You know a system is unstable when it becomes increasingly volatile. In that sense, stock indices are like drunken supporters at the footy. One second they’re out of their seats whooping with beer spilling joy. A few moments later, they’re cursing a blue streak that would strip the chrome off a bumper.
Take the chart below. Japan’s Nikkei fell 12.2% in intra-day trading last week, from a Thursday high of 15927 to a Friday low of 13981. A 2000 point swing is remarkable. On Friday alone the intra-day swing was over 1000 points. Is that the kind of move that suggests that the market has cracked and Japan’s QE rally is over? Has the monetary doping cycle ended in a bust?
Well, your editor will admit to being remarkably complacent about Japan’s mini-crash. The Nikkei is still up over 60% in the last twelve months. Most of that move has come since November. Last week’s move — coming after bearish data on Chinese manufacturing — could simply have been traders taking profits, especially traders who were leveraging the move in Japanese stocks with cheap Yen.
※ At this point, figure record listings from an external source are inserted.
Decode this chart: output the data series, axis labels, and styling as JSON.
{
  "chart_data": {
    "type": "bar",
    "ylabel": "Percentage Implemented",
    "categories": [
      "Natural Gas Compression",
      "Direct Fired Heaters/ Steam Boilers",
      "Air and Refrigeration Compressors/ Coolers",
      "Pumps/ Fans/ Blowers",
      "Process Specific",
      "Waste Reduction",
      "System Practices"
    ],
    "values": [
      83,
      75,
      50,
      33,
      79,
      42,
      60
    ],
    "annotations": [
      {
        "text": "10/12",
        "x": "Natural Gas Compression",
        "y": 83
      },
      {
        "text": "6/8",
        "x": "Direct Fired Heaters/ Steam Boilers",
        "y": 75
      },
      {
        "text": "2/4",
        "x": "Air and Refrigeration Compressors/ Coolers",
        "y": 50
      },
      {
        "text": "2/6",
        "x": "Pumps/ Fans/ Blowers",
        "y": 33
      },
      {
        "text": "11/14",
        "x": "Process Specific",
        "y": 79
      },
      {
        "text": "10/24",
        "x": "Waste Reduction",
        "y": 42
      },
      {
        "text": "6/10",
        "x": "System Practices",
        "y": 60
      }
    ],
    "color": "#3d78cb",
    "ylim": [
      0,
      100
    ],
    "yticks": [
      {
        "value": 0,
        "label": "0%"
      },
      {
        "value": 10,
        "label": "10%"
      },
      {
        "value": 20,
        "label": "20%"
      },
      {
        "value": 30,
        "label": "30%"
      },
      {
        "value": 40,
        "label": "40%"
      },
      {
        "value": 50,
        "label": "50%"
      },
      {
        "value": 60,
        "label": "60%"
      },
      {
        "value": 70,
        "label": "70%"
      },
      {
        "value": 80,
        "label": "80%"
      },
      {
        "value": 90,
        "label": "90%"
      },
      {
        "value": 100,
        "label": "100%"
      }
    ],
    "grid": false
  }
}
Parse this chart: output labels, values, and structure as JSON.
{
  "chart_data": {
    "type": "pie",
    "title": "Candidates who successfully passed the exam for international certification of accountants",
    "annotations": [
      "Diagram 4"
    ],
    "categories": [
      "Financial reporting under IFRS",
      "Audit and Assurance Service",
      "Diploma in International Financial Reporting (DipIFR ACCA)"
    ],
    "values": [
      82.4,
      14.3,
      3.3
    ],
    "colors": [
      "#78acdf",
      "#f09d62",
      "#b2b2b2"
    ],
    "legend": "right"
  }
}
This was Murray’s view, that a rising Yen would force speculators to sell positions and cause an even bigger move. Murray reckons the technical set-up is perfect for a correspondingly big move down in Aussie stocks, as well as the S&P, the FTSE, and the German Dax. He’s advised a short position on the index, with specific target levels.
But surprisingly, the Slipstream Trader was the only one sounding the alarm. He’s out with the flu this morning. He’d be pleased, though, that the Nikkei has opened down another 3.5%. It could be a grim day. (US markets are closed Monday for Memorial Day).